君は絵のように美しい

 中学生のときの同級生に、瓜実顔といおうか、色白で面長で、痩せ型の女の子がいた。その女の子は私に、ある画家の描いた女性の姿を思わせた。アメデオ・モディリアニである。ただ、私が彼女に抱いた、モディリアニの絵であるようだという印象は、彼女の美しさや魅力に基づくものではなく、単に客観的事実に基づいた印象なのであった。ていうか単にその子が顔が長かった、というだけの話なのだが。
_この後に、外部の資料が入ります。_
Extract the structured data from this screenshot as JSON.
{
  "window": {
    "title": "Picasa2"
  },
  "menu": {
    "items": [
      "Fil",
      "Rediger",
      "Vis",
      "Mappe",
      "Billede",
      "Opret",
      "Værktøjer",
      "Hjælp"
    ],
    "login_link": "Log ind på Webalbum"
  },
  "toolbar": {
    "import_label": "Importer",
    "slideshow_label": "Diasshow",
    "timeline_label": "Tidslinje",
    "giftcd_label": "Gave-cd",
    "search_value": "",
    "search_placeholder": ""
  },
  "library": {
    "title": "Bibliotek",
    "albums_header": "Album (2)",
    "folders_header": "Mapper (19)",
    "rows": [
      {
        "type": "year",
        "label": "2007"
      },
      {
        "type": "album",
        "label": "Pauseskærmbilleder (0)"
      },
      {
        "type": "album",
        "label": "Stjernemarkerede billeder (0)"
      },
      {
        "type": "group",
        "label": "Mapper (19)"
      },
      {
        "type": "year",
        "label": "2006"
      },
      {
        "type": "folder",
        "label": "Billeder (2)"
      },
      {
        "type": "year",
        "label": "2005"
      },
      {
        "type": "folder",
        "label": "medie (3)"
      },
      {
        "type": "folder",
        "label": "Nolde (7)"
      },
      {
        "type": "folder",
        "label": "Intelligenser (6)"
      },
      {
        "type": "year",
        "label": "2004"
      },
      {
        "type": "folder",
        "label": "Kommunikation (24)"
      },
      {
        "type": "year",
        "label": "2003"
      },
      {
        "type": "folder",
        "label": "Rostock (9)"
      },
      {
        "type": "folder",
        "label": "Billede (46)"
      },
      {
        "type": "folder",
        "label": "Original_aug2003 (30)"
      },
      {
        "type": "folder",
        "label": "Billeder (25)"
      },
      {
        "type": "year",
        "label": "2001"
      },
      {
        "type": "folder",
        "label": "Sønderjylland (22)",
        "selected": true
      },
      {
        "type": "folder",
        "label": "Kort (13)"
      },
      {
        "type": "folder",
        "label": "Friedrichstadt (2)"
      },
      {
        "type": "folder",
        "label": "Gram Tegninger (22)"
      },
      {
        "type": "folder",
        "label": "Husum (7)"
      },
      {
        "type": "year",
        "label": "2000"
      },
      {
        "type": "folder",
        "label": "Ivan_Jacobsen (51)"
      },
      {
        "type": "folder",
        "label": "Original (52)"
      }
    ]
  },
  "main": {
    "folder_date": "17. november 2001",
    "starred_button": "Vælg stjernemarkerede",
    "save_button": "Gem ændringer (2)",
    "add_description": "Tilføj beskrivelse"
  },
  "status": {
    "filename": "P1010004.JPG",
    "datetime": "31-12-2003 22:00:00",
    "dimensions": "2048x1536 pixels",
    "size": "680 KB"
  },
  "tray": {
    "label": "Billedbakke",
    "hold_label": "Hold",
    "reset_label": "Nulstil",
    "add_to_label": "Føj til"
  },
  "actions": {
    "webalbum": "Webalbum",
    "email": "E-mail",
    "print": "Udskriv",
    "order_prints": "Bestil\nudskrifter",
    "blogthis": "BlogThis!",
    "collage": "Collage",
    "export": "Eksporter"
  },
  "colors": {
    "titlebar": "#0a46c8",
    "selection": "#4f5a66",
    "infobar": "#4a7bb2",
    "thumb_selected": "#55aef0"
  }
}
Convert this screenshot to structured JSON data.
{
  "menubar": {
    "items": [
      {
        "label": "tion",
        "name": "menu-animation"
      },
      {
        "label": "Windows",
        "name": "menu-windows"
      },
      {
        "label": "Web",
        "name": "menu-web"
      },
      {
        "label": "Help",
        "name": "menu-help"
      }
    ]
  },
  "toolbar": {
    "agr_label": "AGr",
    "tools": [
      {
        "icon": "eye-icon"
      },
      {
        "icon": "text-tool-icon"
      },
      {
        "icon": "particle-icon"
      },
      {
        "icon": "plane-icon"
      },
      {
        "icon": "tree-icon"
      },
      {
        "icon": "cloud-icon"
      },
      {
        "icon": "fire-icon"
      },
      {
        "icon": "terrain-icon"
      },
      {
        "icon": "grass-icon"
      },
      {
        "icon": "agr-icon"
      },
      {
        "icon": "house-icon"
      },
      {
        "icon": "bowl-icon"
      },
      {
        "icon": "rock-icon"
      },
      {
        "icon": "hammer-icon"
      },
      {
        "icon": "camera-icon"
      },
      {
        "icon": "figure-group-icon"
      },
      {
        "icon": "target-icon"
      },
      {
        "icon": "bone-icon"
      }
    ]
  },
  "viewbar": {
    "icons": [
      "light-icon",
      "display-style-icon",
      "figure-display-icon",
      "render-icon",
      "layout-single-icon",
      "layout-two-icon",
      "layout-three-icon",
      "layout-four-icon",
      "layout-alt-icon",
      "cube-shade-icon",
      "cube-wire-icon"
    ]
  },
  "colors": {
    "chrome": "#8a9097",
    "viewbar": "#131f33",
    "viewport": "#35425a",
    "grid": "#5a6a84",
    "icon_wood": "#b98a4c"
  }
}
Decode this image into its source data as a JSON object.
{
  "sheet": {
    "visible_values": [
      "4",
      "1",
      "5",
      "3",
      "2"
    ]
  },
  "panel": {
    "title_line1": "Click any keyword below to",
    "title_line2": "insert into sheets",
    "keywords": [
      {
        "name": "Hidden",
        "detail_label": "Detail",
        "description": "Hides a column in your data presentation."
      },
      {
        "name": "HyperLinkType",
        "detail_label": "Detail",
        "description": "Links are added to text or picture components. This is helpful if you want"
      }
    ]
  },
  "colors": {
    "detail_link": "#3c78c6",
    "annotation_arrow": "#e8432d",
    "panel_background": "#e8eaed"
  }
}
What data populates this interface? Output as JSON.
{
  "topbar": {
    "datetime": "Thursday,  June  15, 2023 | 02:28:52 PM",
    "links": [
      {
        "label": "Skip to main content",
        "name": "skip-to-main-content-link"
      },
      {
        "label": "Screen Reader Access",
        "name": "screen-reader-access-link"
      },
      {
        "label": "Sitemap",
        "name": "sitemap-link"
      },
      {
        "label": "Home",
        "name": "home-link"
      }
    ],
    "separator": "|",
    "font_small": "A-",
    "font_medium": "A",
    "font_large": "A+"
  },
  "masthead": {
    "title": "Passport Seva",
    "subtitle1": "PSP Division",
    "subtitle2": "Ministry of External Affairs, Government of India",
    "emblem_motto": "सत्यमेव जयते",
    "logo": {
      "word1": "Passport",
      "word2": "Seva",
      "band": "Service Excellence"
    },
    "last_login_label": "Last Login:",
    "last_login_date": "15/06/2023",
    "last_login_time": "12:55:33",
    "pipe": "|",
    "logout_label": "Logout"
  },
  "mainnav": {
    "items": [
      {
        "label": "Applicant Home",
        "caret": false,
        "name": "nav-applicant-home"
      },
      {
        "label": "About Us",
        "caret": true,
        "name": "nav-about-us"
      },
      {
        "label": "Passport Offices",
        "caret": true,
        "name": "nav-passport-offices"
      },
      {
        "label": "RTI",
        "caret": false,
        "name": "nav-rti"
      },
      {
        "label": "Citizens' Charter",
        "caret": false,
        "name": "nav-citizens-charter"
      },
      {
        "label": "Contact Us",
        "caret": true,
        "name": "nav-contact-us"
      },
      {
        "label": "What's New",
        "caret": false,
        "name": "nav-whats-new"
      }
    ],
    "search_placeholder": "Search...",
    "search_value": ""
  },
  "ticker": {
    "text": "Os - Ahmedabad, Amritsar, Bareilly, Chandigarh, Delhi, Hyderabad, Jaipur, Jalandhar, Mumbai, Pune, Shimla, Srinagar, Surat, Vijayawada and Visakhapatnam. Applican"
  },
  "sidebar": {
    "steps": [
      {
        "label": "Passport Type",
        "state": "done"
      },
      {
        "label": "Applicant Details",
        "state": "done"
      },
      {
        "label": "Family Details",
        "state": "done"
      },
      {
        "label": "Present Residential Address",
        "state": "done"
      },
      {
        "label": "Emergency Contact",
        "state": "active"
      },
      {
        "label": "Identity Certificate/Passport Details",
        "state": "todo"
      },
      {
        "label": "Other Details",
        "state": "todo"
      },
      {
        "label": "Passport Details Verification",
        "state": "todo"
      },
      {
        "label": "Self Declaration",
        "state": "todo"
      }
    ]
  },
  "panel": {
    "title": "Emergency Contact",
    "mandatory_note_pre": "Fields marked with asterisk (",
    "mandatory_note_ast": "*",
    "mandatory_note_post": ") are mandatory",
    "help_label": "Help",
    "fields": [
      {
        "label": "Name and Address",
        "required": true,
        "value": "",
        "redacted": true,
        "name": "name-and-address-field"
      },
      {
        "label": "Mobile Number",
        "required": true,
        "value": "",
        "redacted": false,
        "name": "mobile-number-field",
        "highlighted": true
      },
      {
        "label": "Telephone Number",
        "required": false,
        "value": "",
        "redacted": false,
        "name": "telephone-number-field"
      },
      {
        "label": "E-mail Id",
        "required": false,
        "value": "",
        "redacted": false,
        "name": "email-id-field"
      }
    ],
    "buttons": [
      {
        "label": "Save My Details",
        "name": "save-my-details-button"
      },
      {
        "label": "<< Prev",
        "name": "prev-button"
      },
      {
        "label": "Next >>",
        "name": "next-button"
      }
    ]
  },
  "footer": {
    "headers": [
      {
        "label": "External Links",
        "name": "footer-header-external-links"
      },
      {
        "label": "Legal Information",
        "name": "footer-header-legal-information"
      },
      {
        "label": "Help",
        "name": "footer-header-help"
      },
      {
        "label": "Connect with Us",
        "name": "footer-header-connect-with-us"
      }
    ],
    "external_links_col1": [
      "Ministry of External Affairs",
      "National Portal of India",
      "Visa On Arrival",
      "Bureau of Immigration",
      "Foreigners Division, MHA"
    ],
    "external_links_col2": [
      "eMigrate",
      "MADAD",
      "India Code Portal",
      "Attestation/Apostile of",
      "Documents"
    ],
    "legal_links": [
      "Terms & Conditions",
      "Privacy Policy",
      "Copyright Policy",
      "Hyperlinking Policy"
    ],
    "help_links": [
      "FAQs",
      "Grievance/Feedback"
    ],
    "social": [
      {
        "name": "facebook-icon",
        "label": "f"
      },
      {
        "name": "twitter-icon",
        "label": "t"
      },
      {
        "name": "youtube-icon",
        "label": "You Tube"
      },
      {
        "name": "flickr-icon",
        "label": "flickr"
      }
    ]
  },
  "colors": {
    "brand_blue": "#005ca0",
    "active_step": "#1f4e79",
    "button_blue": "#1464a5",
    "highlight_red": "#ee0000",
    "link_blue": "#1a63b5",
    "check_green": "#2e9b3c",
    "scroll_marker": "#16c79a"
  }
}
 当時の私は、思いついたことと食べたいものはその場で躊躇なく口にするという性格だったので(この性格は矯正の結果、食べたいものについては克服された)、彼女に「カツラダさん(仮名)ってモディリアニの描く絵に似ているよね」と伝えてみた。彼女はモディリアニがどんな画家なのか知らなかったようだったが、画家の描く絵に似ている、と言われて悪い気はしなかったのか、否定し照れつつも満更ではなかった(ように見えた)。
 それからしばらくして、彼女は美術の時間、教科書でモディリアニの絵画を初めて目の当たりにすることになる。自分に似ているといわれた画家の絵を、彼女がどんな気持ちで眺めたのかは私にはわからない。ただ、そのこととは直接無関係だと思うが、それから3ヶ月ほど、彼女は私と口を利いてくれなかった。
 いま、私の知り合いにガリガリに痩せて背の高い年配の男性がいる。「イナバさん(仮名)って、ジャコメッティの彫刻に似てますよね」と口にしたいという衝動を、抑えきる自信は私にはない。どうしたものでしょう。